Yes, there were bad black movies made in the '70s. As they began to make money, it seemed like a non-caring producer threw together some foolish slop every couple of weeks. I love Jim Brown as much as the next person, but the Slaughter films . . . were not very good. And, since I've been married and had a daughter, I actually feel kind of skeevy every time I watch Coffy or Sheba, Baby or, well, the vast majority of the movies Pam Grier made where she "went undercover as a hooker" or had her clothes ripped off . . . again.

The problem is that all of the films have become conflated in the minds of the public. No one differentiates between the good movies and the bad ones; anything made during the '70s that features characters with afros is automatically viewed as disposable blaxploitation. And, over the years, actors like Fred Williamson have been very vocal about their dismay at the mischaracterization. To Williamson, this was a period that, for the first time, black people onscreen got to be heroes and save the day and get the girl. And he has a point. Arguably, without the efforts of actors such as Richard Roundtree, Brown, and Williamson, there would be no Denzel Washington or Will Smith. And instead of acknowledging the link between these generations of black actors, we've made this era of films into a punchline.

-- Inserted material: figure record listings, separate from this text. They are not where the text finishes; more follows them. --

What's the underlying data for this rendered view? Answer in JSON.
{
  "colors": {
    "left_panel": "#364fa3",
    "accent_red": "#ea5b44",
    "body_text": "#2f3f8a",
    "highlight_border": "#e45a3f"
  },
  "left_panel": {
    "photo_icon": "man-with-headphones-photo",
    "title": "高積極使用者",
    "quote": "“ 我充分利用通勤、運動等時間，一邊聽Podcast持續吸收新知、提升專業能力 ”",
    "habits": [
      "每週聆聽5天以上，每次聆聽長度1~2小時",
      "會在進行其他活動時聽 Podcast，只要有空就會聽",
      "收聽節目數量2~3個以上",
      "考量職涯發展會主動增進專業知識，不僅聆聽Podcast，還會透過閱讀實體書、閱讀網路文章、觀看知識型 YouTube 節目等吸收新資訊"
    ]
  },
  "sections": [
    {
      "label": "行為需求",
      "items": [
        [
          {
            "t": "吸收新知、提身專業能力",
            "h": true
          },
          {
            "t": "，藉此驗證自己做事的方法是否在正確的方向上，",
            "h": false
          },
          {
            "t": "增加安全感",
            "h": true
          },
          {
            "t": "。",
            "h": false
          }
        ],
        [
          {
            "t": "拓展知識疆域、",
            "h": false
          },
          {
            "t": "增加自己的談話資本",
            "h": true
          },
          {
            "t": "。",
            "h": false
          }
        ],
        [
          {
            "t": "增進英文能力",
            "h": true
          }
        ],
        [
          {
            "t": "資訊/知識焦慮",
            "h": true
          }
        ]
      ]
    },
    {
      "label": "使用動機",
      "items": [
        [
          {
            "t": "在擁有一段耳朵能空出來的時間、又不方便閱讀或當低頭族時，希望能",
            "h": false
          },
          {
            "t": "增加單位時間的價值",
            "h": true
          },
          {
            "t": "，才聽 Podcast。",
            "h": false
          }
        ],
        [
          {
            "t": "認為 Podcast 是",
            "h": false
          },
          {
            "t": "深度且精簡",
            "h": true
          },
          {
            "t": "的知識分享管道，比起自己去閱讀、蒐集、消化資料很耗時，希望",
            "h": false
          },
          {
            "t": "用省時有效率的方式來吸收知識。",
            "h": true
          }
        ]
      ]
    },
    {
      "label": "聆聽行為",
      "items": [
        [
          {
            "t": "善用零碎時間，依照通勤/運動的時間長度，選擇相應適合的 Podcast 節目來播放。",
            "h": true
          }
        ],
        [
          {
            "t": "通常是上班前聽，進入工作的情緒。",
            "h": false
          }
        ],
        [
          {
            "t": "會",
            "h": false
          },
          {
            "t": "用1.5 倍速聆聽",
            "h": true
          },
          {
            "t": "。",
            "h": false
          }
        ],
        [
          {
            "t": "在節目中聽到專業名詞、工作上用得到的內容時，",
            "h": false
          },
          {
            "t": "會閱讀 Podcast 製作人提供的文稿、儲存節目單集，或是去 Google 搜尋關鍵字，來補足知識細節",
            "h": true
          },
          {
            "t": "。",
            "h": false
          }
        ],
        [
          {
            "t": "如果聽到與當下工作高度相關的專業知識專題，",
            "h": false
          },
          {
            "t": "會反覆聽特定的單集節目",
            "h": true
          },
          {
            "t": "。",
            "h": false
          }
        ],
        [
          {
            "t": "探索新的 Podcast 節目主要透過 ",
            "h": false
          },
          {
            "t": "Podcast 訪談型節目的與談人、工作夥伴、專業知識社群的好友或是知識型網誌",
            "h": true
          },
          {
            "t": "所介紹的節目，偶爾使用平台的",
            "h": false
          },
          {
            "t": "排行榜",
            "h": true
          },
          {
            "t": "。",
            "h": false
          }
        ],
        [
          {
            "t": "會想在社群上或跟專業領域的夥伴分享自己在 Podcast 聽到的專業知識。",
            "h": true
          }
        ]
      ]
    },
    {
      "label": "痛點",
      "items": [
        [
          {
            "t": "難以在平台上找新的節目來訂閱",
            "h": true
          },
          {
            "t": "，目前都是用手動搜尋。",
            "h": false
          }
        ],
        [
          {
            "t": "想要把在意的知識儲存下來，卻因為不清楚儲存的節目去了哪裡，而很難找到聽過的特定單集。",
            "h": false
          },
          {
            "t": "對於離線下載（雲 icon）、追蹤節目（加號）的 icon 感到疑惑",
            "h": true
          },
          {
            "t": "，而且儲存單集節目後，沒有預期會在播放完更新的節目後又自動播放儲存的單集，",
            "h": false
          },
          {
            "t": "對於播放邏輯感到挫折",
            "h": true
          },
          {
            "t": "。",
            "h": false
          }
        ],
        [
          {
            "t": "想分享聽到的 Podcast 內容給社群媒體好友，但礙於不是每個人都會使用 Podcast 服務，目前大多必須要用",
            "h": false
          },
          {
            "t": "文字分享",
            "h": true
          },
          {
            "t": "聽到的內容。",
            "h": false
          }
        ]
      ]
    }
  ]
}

And, to Williamson, regardless of its intentions, White's comedy continues in that tradition of disrespect. Certainly, other genres of film have been spoofed, but I think the difference is that for every spoof of white '70s films--the Beastie Boys' "Sabotage" video, for example--there are a dozen remakes that treat the period with respect. The only time we discuss the film work of people like Williamson is to make jokes. I'm still going to see Black Dynamite but, I have to admit, I don't know if I'm going to laugh as much.